Existiu no Rio de Janeiro uma mulher chamada Inês da Luz que deve ter nascido perto de 1580 e que faleceu na cidade em 6 de junho de 1646, quando era já viúva de Baltazar de Azevedo, falecido em 28 de abril do mesmo ano – em seu testamento, Baltazar declarou como testamenteiros sua mulher e Jerônimo Luiz Teixeira, marido de Bárbara, filha de Inácio da Luz. Sabemos que esse casal teve ao menos um filho, que quando adulto era conhecido como Manoel da Luz. Se considerarmos o antigo costume de dar aos filhos homens o nome do avô paterno ou materno, este Manoel poderia ser neto de Manoel da Luz Escórcio Drummond. Manoel da Luz, o neto, casou-se com Bárbara da Fonseca e com ela teve Inês da Luz, que recebeu o nome da avó paterna. Inês, a neta, foi casada com Tomás Cordeiro de Peralta, meu decavô, que foi vereador da cidade do Rio de Janeiro. Manoel da Luz (neto) e sua mulher Bárbara da Fonseca tiveram, além de Inês, Inácio (1635), Isabel (1639) – que teve por madrinha a já citada Bárbara da Luz, filha de Inácio da Luz e mulher de Jerônimo Luiz Teixeira – e Ana (1644).

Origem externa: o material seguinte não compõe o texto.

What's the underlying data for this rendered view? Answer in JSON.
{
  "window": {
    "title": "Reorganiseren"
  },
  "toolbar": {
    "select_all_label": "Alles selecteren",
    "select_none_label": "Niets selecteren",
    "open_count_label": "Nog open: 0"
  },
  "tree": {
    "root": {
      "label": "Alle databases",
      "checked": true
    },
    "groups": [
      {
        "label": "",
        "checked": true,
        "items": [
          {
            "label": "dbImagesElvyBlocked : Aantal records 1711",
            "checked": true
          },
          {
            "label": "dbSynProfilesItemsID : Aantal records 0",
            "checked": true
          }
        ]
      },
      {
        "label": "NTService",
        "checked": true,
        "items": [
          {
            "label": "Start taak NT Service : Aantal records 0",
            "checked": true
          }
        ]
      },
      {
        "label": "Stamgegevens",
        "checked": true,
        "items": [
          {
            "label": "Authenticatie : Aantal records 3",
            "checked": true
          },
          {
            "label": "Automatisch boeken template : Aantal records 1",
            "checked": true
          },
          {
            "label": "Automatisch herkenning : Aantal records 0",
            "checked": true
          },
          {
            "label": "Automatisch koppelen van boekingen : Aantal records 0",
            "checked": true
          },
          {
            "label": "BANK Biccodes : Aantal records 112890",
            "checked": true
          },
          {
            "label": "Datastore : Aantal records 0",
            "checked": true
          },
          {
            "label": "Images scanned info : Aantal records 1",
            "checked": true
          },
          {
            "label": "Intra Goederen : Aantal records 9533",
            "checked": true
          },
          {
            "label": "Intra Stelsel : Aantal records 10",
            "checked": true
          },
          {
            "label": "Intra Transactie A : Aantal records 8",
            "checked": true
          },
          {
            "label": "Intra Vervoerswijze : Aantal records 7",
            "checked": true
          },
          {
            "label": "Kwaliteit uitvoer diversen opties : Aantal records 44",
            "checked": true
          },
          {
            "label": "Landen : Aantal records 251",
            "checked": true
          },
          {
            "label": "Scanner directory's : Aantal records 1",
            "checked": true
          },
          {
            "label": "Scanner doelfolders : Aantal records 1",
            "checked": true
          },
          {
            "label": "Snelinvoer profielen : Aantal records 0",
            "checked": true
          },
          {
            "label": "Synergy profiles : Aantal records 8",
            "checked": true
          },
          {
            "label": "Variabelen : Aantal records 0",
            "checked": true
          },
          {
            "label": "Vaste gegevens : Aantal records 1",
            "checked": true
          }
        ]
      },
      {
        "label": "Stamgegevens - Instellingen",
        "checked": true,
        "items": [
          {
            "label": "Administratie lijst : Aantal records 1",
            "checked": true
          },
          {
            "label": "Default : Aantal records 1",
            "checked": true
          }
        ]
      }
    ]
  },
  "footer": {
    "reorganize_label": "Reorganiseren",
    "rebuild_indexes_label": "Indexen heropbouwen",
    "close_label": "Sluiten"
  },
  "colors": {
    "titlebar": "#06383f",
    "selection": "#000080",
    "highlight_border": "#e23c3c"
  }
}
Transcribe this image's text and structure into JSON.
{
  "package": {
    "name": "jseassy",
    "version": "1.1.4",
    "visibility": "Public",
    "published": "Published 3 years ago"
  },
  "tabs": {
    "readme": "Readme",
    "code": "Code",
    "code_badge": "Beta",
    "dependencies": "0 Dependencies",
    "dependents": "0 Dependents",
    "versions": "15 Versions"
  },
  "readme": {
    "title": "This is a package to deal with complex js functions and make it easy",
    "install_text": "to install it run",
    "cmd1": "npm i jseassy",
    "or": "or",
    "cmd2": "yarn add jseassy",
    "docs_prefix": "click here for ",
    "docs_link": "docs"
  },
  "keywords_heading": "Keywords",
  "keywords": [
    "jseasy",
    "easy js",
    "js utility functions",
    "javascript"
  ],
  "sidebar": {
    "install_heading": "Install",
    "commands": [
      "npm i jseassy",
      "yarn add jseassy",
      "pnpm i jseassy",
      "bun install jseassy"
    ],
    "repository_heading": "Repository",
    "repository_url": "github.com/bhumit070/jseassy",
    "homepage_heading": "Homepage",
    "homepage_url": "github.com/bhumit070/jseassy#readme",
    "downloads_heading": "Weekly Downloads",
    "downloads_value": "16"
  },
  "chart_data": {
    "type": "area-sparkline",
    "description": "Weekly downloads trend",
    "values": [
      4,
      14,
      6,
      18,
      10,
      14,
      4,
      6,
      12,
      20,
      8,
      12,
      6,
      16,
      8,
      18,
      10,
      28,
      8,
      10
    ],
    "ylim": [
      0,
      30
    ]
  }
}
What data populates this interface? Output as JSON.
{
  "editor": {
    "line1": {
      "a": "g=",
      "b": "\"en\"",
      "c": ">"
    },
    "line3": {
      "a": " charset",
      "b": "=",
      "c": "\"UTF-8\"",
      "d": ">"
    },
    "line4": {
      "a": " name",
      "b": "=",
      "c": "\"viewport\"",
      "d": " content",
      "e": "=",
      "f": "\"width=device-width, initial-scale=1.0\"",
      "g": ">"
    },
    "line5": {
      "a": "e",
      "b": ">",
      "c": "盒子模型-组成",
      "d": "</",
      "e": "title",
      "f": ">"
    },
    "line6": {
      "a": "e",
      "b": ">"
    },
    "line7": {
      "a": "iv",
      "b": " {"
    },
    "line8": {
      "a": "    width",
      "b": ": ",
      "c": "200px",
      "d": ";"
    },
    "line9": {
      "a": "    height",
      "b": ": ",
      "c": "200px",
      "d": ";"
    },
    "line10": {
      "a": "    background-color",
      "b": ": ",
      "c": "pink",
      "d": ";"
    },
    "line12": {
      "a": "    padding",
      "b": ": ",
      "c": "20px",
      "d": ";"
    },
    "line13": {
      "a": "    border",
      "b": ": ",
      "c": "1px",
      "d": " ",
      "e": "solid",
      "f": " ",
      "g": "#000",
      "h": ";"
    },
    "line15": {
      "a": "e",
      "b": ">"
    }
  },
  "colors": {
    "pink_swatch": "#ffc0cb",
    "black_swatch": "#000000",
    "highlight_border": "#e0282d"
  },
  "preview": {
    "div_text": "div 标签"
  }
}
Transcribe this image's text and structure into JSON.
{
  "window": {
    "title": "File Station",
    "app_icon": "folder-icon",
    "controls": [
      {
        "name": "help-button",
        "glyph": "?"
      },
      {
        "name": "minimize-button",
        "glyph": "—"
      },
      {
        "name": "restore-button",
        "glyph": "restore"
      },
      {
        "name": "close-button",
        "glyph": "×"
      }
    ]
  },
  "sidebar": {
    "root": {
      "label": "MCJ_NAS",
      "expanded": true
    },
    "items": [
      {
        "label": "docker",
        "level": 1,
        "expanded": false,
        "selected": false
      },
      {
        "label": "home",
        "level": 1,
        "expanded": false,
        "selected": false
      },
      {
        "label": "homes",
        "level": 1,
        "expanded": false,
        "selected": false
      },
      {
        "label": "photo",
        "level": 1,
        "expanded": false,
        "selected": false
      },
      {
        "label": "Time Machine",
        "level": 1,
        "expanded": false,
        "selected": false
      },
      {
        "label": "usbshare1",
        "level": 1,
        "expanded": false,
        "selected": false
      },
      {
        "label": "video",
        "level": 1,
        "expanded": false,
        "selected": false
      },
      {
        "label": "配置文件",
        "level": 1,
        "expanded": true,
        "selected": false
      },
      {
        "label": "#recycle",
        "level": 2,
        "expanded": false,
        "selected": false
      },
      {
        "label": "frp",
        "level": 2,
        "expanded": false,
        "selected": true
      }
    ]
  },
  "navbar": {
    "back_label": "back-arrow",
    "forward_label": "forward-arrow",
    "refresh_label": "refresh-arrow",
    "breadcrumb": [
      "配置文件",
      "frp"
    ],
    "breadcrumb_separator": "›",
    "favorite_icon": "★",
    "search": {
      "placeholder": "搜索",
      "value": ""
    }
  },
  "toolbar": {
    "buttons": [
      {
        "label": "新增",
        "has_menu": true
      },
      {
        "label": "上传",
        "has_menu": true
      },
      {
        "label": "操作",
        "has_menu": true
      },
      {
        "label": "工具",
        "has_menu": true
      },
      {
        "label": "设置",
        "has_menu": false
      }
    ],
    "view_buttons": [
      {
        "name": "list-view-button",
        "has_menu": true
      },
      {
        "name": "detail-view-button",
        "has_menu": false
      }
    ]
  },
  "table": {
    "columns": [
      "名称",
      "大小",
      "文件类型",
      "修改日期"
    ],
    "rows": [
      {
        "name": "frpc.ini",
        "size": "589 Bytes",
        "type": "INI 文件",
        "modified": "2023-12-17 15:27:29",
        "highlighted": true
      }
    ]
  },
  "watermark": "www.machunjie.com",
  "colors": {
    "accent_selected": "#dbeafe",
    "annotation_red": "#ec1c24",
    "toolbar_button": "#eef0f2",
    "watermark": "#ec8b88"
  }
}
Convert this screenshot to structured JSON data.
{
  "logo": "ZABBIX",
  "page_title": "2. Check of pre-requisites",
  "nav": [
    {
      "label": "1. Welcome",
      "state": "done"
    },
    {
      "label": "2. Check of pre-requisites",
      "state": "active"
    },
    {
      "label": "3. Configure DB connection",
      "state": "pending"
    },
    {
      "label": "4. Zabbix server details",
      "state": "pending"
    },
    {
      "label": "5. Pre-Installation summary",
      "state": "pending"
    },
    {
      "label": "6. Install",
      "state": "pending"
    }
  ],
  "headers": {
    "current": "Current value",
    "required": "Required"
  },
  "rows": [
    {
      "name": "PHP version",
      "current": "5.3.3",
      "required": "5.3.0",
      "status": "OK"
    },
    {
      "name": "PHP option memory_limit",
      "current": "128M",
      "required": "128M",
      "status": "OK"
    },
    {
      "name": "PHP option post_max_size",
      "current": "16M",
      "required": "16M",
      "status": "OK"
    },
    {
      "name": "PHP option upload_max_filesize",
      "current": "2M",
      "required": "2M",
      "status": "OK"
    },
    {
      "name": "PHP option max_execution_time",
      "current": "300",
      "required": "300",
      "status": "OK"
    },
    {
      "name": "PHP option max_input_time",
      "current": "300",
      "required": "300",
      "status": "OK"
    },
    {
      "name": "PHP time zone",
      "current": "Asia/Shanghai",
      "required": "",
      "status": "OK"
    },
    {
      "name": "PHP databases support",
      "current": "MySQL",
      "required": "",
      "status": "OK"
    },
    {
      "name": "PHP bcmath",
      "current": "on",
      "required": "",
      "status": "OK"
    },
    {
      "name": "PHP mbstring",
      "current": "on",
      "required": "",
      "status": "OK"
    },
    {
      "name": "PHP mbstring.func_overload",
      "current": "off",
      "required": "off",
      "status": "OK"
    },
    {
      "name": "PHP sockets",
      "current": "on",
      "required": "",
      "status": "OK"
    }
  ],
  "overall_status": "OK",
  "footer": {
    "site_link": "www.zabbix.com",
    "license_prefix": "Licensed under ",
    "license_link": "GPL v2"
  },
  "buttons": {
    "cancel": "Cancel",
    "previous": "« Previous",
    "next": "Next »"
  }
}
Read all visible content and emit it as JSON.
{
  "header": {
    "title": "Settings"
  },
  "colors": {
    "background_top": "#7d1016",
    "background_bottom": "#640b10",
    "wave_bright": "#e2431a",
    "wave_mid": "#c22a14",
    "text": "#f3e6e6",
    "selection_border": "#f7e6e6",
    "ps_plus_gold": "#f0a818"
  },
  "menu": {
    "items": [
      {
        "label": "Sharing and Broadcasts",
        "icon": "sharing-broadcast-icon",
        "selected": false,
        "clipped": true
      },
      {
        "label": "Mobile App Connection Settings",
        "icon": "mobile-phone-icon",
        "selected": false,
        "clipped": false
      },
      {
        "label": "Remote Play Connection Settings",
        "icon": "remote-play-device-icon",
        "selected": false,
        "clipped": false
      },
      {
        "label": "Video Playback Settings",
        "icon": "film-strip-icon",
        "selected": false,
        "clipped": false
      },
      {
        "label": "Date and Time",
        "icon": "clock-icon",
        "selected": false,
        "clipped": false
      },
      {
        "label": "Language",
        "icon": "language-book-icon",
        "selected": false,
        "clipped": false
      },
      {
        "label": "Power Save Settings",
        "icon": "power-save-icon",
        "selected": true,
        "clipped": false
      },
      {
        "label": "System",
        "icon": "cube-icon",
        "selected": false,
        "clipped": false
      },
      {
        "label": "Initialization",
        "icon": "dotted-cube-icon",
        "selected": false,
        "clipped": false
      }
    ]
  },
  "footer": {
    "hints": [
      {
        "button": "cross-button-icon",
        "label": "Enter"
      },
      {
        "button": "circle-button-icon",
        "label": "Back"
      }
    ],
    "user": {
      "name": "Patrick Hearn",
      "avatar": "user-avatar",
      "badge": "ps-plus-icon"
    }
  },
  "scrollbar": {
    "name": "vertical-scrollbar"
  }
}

Parte dos padrões de nomeação e apadrinhamento, que sugerem parentesco entre as pessoas citadas, é exibida no gráfico abaixo:

Padrões de Nomeação e Apadrinhamento

Também na cidade do Rio de Janeiro existiu um cidadão de nome Baltazar de Azevedo Escórcio de quem nos dá conhecimento o mestre Carlos Rheingantz (Vol. II, p. 221) sem, no entanto, informar de sua filiação. Por processo matrimonial disponível na Cúria Metropolitana e indexado pelo confrade Attila Augusto Cruz Machado, sabemos que esse homem deve ter se casado em 1646 com Felipa Cardoso da Costa, o que nos permite supor que ele tenha nascido perto de 1626. Felipa faleceu em 9 de julho do ano seguinte sem geração, e Baltazar casou-se em segundas núpcias com Mariana de Peralta, com quem teve quatro filhos: Maria de Peralta Escórcio, batizada em 17 de abril de 1656 e casada com Pedro de Galegos em janeiro de 1676; Belchior de Azevedo, casado com Messia da Costa em 5 de fevereiro de 1689; Baltazar de Azevedo; e José. Se Inês da Luz – mulher de Baltazar de Azevedo – era realmente filha de Manoel da Luz Escórcio, faria sentido que tivesse um neto que em adulto assinasse como Baltazar de Azevedo Escórcio, segundo o costume de batizar os filhos com os nomes dos avós. Rheingantz, por sinal, informa (Vol. II, p. 463) que Manoel da Luz (neto) – filho de Inês – teve um filho chamado Baltazar, batizado na Sé em 4 de maio de 1638, mas que em adulto assinava apenas Baltazar de Azevedo. Como este último poderia ser quase uma década mais jovem que o homem de quem se fala no início deste parágrafo e ainda teve descendência totalmente distinta com uma mulher chamada Jerônima Soares de Pina, a suposição é de que Baltazar de Azevedo Escórcio possa ter sido filho de um irmão ou de uma irmã de Manoel da Luz (neto) que ainda desconhecemos.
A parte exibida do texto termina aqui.